There has been a lot of conversation over the last week about blogging and bloggers in general. Much of it culminated in a very good post by Robert Scoble which was excellently covered by Mashable’s own Paul Glazowski yesterday but that is really not what I want to talk about in this post. The main thing I want to talk about is what is a blogger’s job? Sure for most it is the reporting of the news, events or similar things but even though that might seem to be the primary reason reason it isn’t.
My job is to make you think.
How I do that can be covered in so many ways even with the traditional news type blogging but regardless of the how’s the end goal should be to get our readers to think about what has been written because then a really cool thing can happen. The reader wants to add their thoughts to yours and all of a sudden you have a live organic thought process happening that grows beyond the original piece. Does this always happen? No, and that is the ultimate shame and waste of this medium we have created because the reader has decided for whatever reason to abnegate their responsibility.

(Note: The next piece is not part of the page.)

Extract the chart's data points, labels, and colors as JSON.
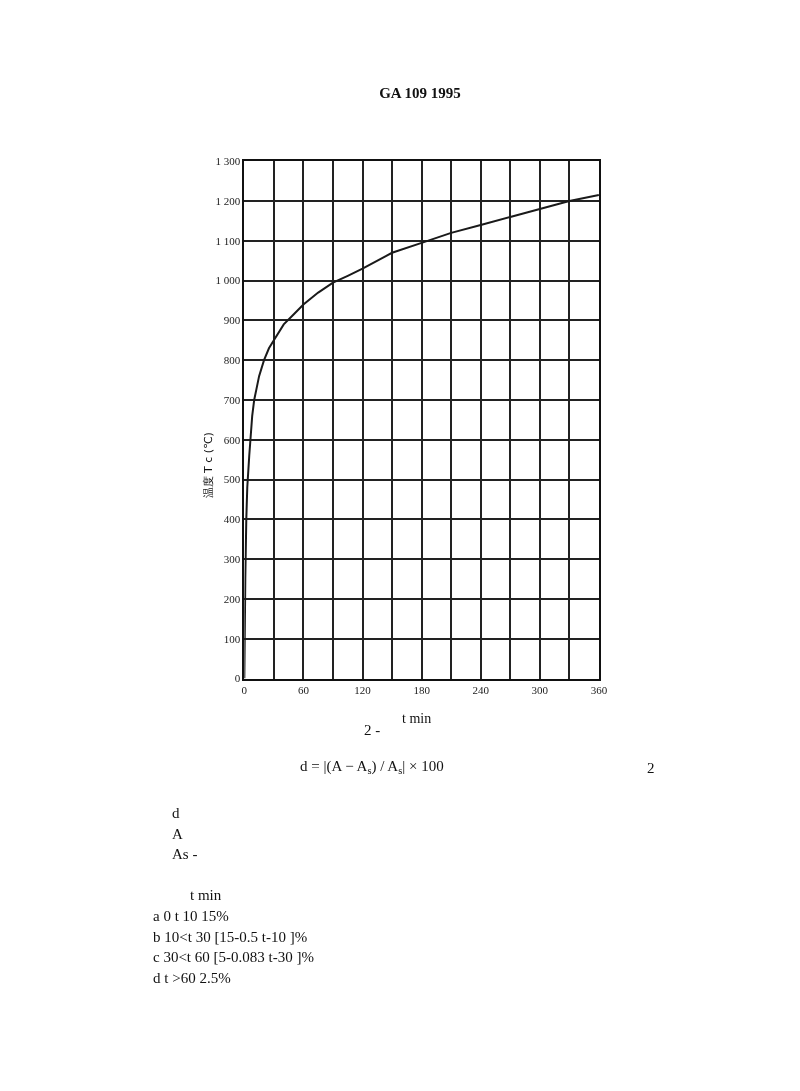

Where my job might be to make the reader think it is the reader’s equal responsibility to engage with the news I might be reporting or the idea that I might be trying to get across and add value to it. That value can be anything from pointing out where I could be wrong and why through to add their own spin what has been posted or even previously commented. It is this communication that turns what is basically talking into a vacuum into a living document that we can all learn from.

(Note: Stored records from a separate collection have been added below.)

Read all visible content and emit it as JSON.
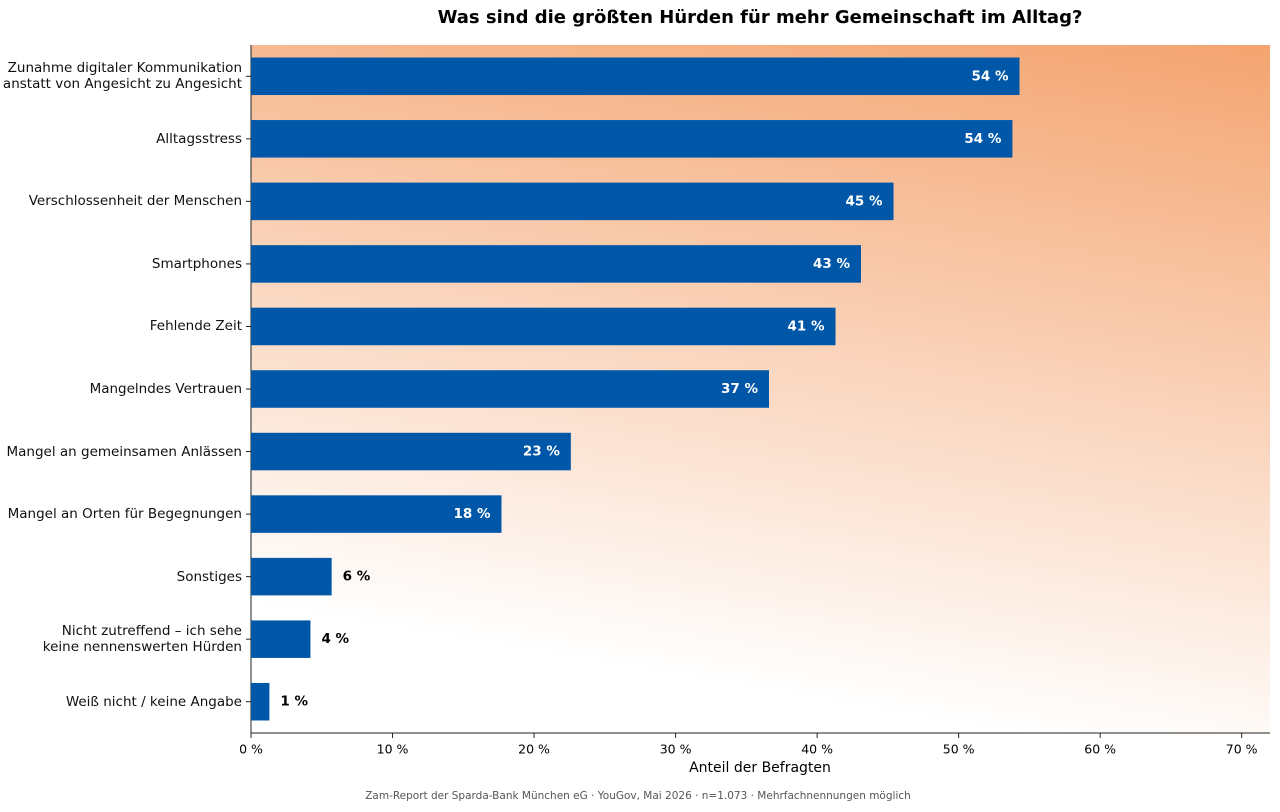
{
  "chart_data": {
    "type": "hbar",
    "title": "Was sind die größten Hürden für mehr Gemeinschaft im Alltag?",
    "categories": [
      "Zunahme digitaler Kommunikation\nanstatt von Angesicht zu Angesicht",
      "Alltagsstress",
      "Verschlossenheit der Menschen",
      "Smartphones",
      "Fehlende Zeit",
      "Mangelndes Vertrauen",
      "Mangel an gemeinsamen Anlässen",
      "Mangel an Orten für Begegnungen",
      "Sonstiges",
      "Nicht zutreffend – ich sehe\nkeine nennenswerten Hürden",
      "Weiß nicht / keine Angabe"
    ],
    "values": [
      54.3,
      53.8,
      45.4,
      43.1,
      41.3,
      36.6,
      22.6,
      17.7,
      5.7,
      4.2,
      1.3
    ],
    "value_labels": [
      "54 %",
      "54 %",
      "45 %",
      "43 %",
      "41 %",
      "37 %",
      "23 %",
      "18 %",
      "6 %",
      "4 %",
      "1 %"
    ],
    "color": "#0057a8",
    "xlim": [
      0,
      72
    ],
    "xticks": [
      {
        "value": 0,
        "label": "0 %"
      },
      {
        "value": 10,
        "label": "10 %"
      },
      {
        "value": 20,
        "label": "20 %"
      },
      {
        "value": 30,
        "label": "30 %"
      },
      {
        "value": 40,
        "label": "40 %"
      },
      {
        "value": 50,
        "label": "50 %"
      },
      {
        "value": 60,
        "label": "60 %"
      },
      {
        "value": 70,
        "label": "70 %"
      }
    ],
    "xlabel": "Anteil der Befragten",
    "source": "Zam-Report der Sparda-Bank München eG · YouGov, Mai 2026 · n=1.073 · Mehrfachnennungen möglich"
  }
}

I have been really lucky on both Mashable and my own blog here to have written some posts that have really engaged the readers - both good and bad. In either case though I have learned something and I would like to believe that those posts have contributed more than possibly better written posts that had no conversation build around them. As Robert said in his post
This is a participatory media, not a one-way one, and, while it has a different editing system (the editing is done post publishing, not pre publishing) it’s pretty clear to me that this system arrives at the truth a lot faster than anything on paper does.
But, you gotta read and participate in those comments! Lots of old-schoolers don’t like that dirty work.
Equally so readers need to participate because when they do bloggers get better at their jobs. Without our readers involving themselves in the conversation and keeping us on our toes - keeping us engaged in trying harder to make you think. In this process we all have a chance to learn and grow and isn’t that the whole idea behind this social media experiment we are all involved in?